Four years ago this month I wrote an article on the top ten obstacles to success in enterprise AI, which received quite a bit of attention. That was more than a year before the unleashing of ChatGPT, followed by the LLM/GenAI hype-storm. We’ve had a great deal of experience since that time, so I thought it would be useful to revisit.
From my perspective in the trenches at the time:
Top ten obstacles in 2021:
1) Strong executive champions are rare
2) Culture still eats strategy
3) Confusing ML/DL projects with AI systems (extended to LLMs/GenAI since)
4) Assuming big is better
5) Failure to operationalize
6) Redundancy is prevalent
7) Top-tier talent is scarce
8) Not-invented-here syndrome
9) Poorly designed data management systems pre-optimized for AI
10) Three little bear budgets
The two notable changes since 2021 were number 1 and number 10, primarily due to the LLM and GenAI hype-storm, but the outcomes as a percentage of successes and failures haven't changed much for the super majority. Exceptions exist. The five percent success rate cited in a recent MIT study probably represents thousands of successful use cases. With tens of thousands of GenAI experiments conducted, a few will likely succeed even when all else fails.
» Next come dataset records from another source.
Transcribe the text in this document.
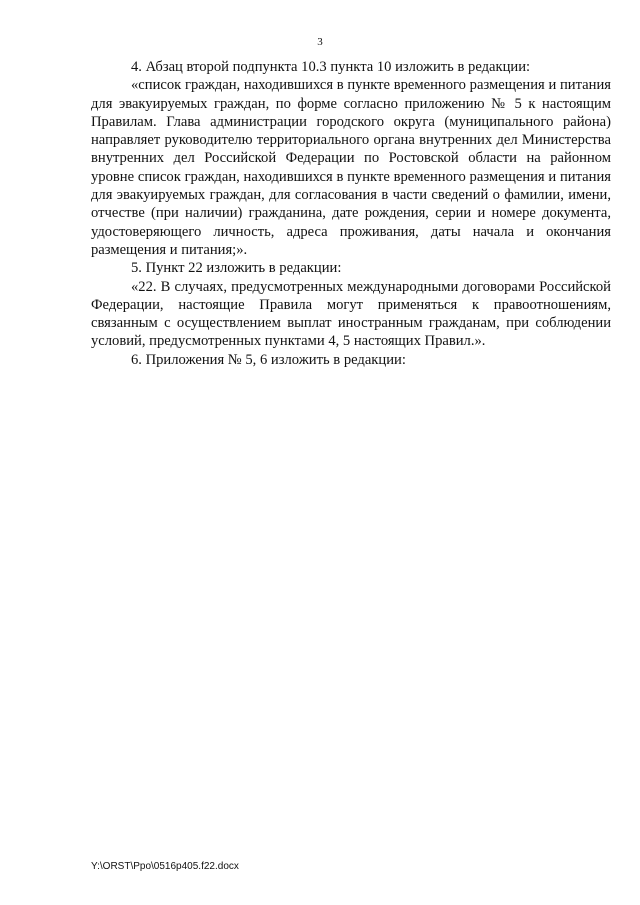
3

4. Абзац второй подпункта 10.3 пункта 10 изложить в редакции:

«список граждан, находившихся в пункте временного размещения и питания для эвакуируемых граждан, по форме согласно приложению № 5 к настоящим Правилам. Глава администрации городского округа (муниципального района) направляет руководителю территориального органа внутренних дел Министерства внутренних дел Российской Федерации по Ростовской области на районном уровне список граждан, находившихся в пункте временного размещения и питания для эвакуируемых граждан, для согласования в части сведений о фамилии, имени, отчестве (при наличии) гражданина, дате рождения, серии и номере документа, удостоверяющего личность, адреса проживания, даты начала и окончания размещения и питания;».

5. Пункт 22 изложить в редакции:

«22. В случаях, предусмотренных международными договорами Российской Федерации, настоящие Правила могут применяться к правоотношениям, связанным с осуществлением выплат иностранным гражданам, при соблюдении условий, предусмотренных пунктами 4, 5 настоящих Правил.».

6. Приложения № 5, 6 изложить в редакции:

Y:\ORST\Ppo\0516p405.f22.docx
I would change the rankings today. For example, number 9 should be in the top 3. If the enterprise doesn’t have a well-designed data management system in place, success in any type of AI is very unlikely. Since so many executives have become champions of GenAI, I would delete number 1, and condense down to the top 5 obstacles.
Top five obstacles in 2025:
5) Culture still eats strategy
4) Top-tier talent is scarce
3) Not-invented-here syndrome
2) Assuming big is better
1) And the winner is…. system design (including data systems)
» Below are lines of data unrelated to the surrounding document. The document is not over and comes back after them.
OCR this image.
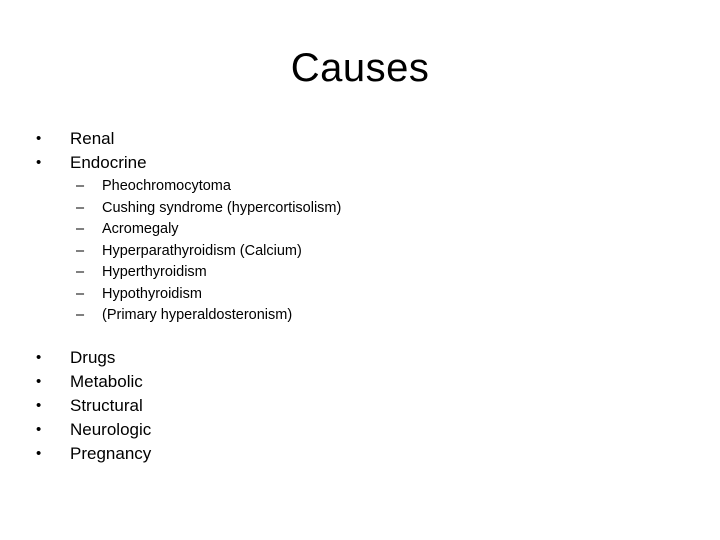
Causes
•	Renal
•	Endocrine
–	Pheochromocytoma
–	Cushing syndrome (hypercortisolism)
–	Acromegaly
–	Hyperparathyroidism (Calcium)
–	Hyperthyroidism
–	Hypothyroidism
–	(Primary hyperaldosteronism)
•	Drugs
•	Metabolic
•	Structural
•	Neurologic
•	Pregnancy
One could easily argue that talent should always be first as it determines all else, including decisions on what to invest in or adopt. Similarly, if we agree that culture still eats strategy (for breakfast, if not lunch & dinner), then I suspect culture is the top obstacle for many. But from my perspective, which is admittedly influenced from decades in designing EAI systems, we clearly have a product problem. I'm quite certain the obsession with LLMs and GenAI is dramatically slowing adoption in the enterprise market.
Despite all the challenges within organizations, if they were presented with the right product in the right manner at the right time, the failure rate wouldn’t be 80% (McKinsey) to 95% (MIT). That's a failure of vendors and VCs, not customers.
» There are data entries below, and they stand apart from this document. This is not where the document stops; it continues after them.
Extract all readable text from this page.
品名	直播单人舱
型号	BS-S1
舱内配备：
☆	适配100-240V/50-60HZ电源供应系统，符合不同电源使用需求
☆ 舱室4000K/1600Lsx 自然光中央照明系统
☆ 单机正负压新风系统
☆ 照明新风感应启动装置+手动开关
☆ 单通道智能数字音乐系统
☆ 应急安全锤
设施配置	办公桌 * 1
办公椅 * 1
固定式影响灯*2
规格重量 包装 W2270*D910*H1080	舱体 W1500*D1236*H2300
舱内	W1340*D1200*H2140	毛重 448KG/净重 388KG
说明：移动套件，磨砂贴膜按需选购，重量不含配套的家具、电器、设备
LLMs were not intended for organizations, and certainly weren’t purpose built. Indeed, the very nature of LLMs make them inherently unsafe and problematic for the enterprise environment. Business and government need precision accuracy, strong governance and security. Taking a casual approach to move fast and break things with GenAI or Agentic AI could literally be fatal. In addition, and importantly, GenAI projects (aka experiments) have focused on individual use cases rather than robust system architecture that has the ability to achieve the intended goals of use cases in a cost-effective manner.
A quote from my recent paper is focused on this issue:
"With few exceptions, such as high-value projects to accelerate drug development, targeting individual use cases with one-off projects demonstrates a fundamental misunderstanding of how to optimize AI systems for organizations. Due to the inefficiency and high costs, realizing a return on investment (ROI) is implausible for most projects. To remain competitive moving forward, most businesses will need deep domain expertise, enterprise-wide precision data, vertical data integration, and purpose-built infrastructure powered by an efficient EAI OS with the specific capabilities of the KOS."
Among many other important functions, the KOS enables the ability to run unlimited use cases in a super-efficient, unified manner when compared to one-off projects. It should not be surprising, but success in AI systems does require purpose-built AI systems, which in our case represents nearly three decades of research, development and testing (See: “From Theorem to Executable System: A Continuously Adaptive Enterprise OS Powered by Neurosymbolic AI”). In the few highly successful enterprise AI investments I'm aware of, the systems were purpose-built. They integrated GenAI like we do with the KOS, but did so within a larger enterprise architecture that provided essential data structure, governance and security (large, very expensive custom systems like the largest investment banks). To deliver ROI to the majority requires highly refined system design and engineering.
Botton line: Given that the products in this case are systems, it's a system design problem, combined with a structural problem in venture capital that is obsessed with LLMs (See Pitchbook: “41% of all VC dollars deployed this year have gone to just 10 startups”).